Les valises de billets sont de retour. On croyait que cet éternel ingrédient des scandales français avait disparu après les grandes affaires politico-financières des années 1990. Or, depuis fin septembre, le patronat est secoué par la révélation des retraits en liquide massifs effectués par le président de l’Union des industries et métiers de la métallurgie (UIMM), Denis Gautier-Sauvagnac.

Selon la presse française, ce responsable patronal aurait prélevé au moins 16,6 millions d’euros sur plusieurs comptes détenus par son organisation. Une enquête a été ouverte sur dénonciation de Tracfin, l’organisme chargé d’analyser les annonces de transactions suspectes faites par les banques. La police a retrouvé 2 millions dans un coffre loué par l’UIMM, tandis que des centaines de milliers d’euros ont été découverts dans le bureau et au domicile de Denis Gautier-Sauvagnac. Où devait aller cet argent ? Sur ce point, le dirigeant patronal est énigmatique. Il a évoqué les œuvres de charité de la métallurgie, avant d’expliquer que les fonds permettaient de « fluidifier les relations sociales ». Ce que certains ont immédiatement traduit par « graisser la patte des syndicats ».

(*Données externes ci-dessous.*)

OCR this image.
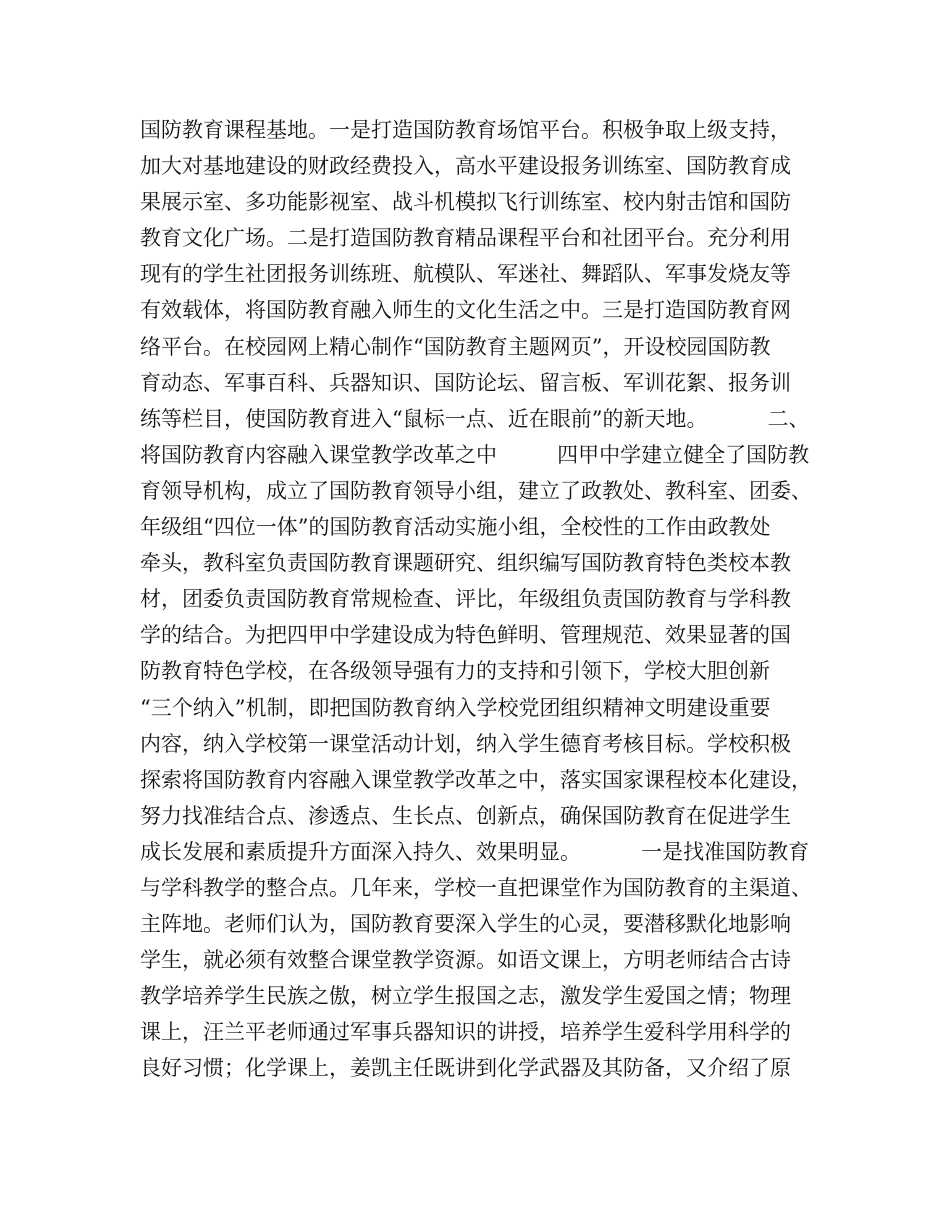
国防教育课程基地。一是打造国防教育场馆平台。积极争取上级支持，
加大对基地建设的财政经费投入，高水平建设报务训练室、国防教育成
果展示室、多功能影视室、战斗机模拟飞行训练室、校内射击馆和国防
教育文化广场。二是打造国防教育精品课程平台和社团平台。充分利用
现有的学生社团报务训练班、航模队、军迷社、舞蹈队、军事发烧友等
有效载体，将国防教育融入师生的文化生活之中。三是打造国防教育网
络平台。在校园网上精心制作“国防教育主题网页”，开设校园国防教
育动态、军事百科、兵器知识、国防论坛、留言板、军训花絮、报务训
练等栏目，使国防教育进入“鼠标一点、近在眼前”的新天地。         二、
将国防教育内容融入课堂教学改革之中         四甲中学建立健全了国防教
育领导机构，成立了国防教育领导小组，建立了政教处、教科室、团委、
年级组“四位一体”的国防教育活动实施小组，全校性的工作由政教处
牵头，教科室负责国防教育课题研究、组织编写国防教育特色类校本教
材，团委负责国防教育常规检查、评比，年级组负责国防教育与学科教
学的结合。为把四甲中学建设成为特色鲜明、管理规范、效果显著的国
防教育特色学校，在各级领导强有力的支持和引领下，学校大胆创新
“三个纳入”机制，即把国防教育纳入学校党团组织精神文明建设重要
内容，纳入学校第一课堂活动计划，纳入学生德育考核目标。学校积极
探索将国防教育内容融入课堂教学改革之中，落实国家课程校本化建设，
努力找准结合点、渗透点、生长点、创新点，确保国防教育在促进学生
成长发展和素质提升方面深入持久、效果明显。         一是找准国防教育
与学科教学的整合点。几年来，学校一直把课堂作为国防教育的主渠道、
主阵地。老师们认为，国防教育要深入学生的心灵，要潜移默化地影响
学生，就必须有效整合课堂教学资源。如语文课上，方明老师结合古诗
教学培养学生民族之傲，树立学生报国之志，激发学生爱国之情；物理
课上，汪兰平老师通过军事兵器知识的讲授，培养学生爱科学用科学的
良好习惯；化学课上，姜凯主任既讲到化学武器及其防备，又介绍了原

En France, les syndicats patronaux et ouvriers vivent dans la plus totale opacité financière. L’antique loi qui les régit date de 1884, et précise simplement qu’ils « pourront employer les sommes provenant des cotisations ». L’UIMM, qui regroupe 45000 entreprises, ne publie ni comptes ni rapport annuel. Une discrétion « légitime », explique-t-on au siège de l’organisation, puisqu’elle est légale…

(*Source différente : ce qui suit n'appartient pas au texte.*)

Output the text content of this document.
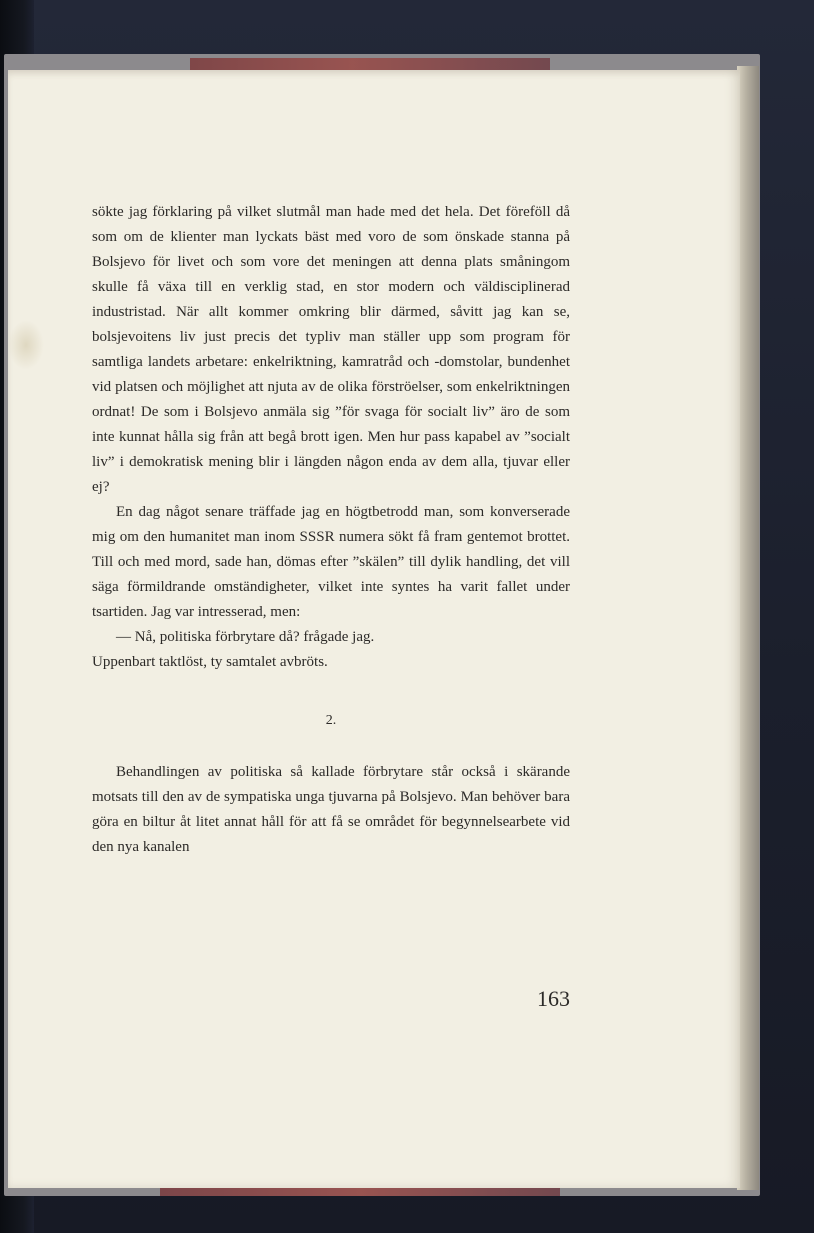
sökte jag förklaring på vilket slutmål man hade med det hela. Det föreföll då som om de klienter man lyckats bäst med voro de som önskade stanna på Bolsjevo för livet och som vore det meningen att denna plats småningom skulle få växa till en verklig stad, en stor modern och väldisciplinerad industristad. När allt kommer omkring blir därmed, såvitt jag kan se, bolsjevoitens liv just precis det typliv man ställer upp som program för samtliga landets arbetare: enkelriktning, kamratråd och -domstolar, bundenhet vid platsen och möjlighet att njuta av de olika förströelser, som enkelriktningen ordnat! De som i Bolsjevo anmäla sig ”för svaga för socialt liv” äro de som inte kunnat hålla sig från att begå brott igen. Men hur pass kapabel av ”socialt liv” i demokratisk mening blir i längden någon enda av dem alla, tjuvar eller ej?

En dag något senare träffade jag en högtbetrodd man, som konverserade mig om den humanitet man inom SSSR numera sökt få fram gentemot brottet. Till och med mord, sade han, dömas efter ”skälen” till dylik handling, det vill säga förmildrande omständigheter, vilket inte syntes ha varit fallet under tsartiden. Jag var intresserad, men:

— Nå, politiska förbrytare då? frågade jag.

Uppenbart taktlöst, ty samtalet avbröts.

2.

Behandlingen av politiska så kallade förbrytare står också i skärande motsats till den av de sympatiska unga tjuvarna på Bolsjevo. Man behöver bara göra en biltur åt litet annat håll för att få se området för begynnelsearbete vid den nya kanalen

163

Selon Les Echos de mardi, l’UIMM disposerait de plusieurs cagnottes secrètes, dont un « fonds de solidarité » de 160 millions d’euros destiné à aider les dirigeants d’entreprises touchées par des grèves. Mais, dans l’affaire Gautier-Sauvagnac, les enquêteurs suivent d’autres pistes : financement occulte des syndicats de salariés ou des partis politiques, sans exclure un (improbable) enrichissement personnel.

Promesse de transparence

L’onde de choc créée par cette affaire est l’épreuve la plus sérieuse qu’affronte Laurence Parisot depuis qu’elle a pris la tête du Mouvement des entreprises de France (Medef), en juillet 2005. Hier, la patronne des patrons a promis d’imposer la transparence, sous forme de comptes publics et certifiés, à toutes les organisations qui composent le Medef. La logique consistant à accumuler des fonds occultes est « totalement dépassée », selon elle.

Ce scandale risque d’envenimer les relations entre patronat et syndicats, au moment où les deux parties mènent de délicates négociations visant à modifier le très rigide droit du travail français. Cette réforme est l’une des promesses centrales de Nicolas Sarkozy. Jusqu’à lundi, le principal négociateur côté patronal était Denis Gautier-Sauvagnac : il a été mis à l’écart, tout en conservant provisoirement la tête de l’UIMM. 

En attendant les conclusions de l’enquête, patrons et syndicalistes échangent des accusations contradictoires. Bernard Thibault, dirigeant de la CGT, déclare que son syndicat n’a pas touché d’argent et accuse les entreprises d’avoir constitué une « caisse noire » alimentée par le travail des ouvriers. Un ancien dirigeant du patronat, Yvon Gattaz, a défendu l’hypothèse inverse sur France Inter : « Cet argent était essentiellement fait pour le financement des syndicats. […] C’était un moyen de financement pas clair du tout, tout à fait glauque, inavoué et tacite. C’était l’omertà, personne ne devait le savoir. Il fallait bien qu’un jour ça éclate. »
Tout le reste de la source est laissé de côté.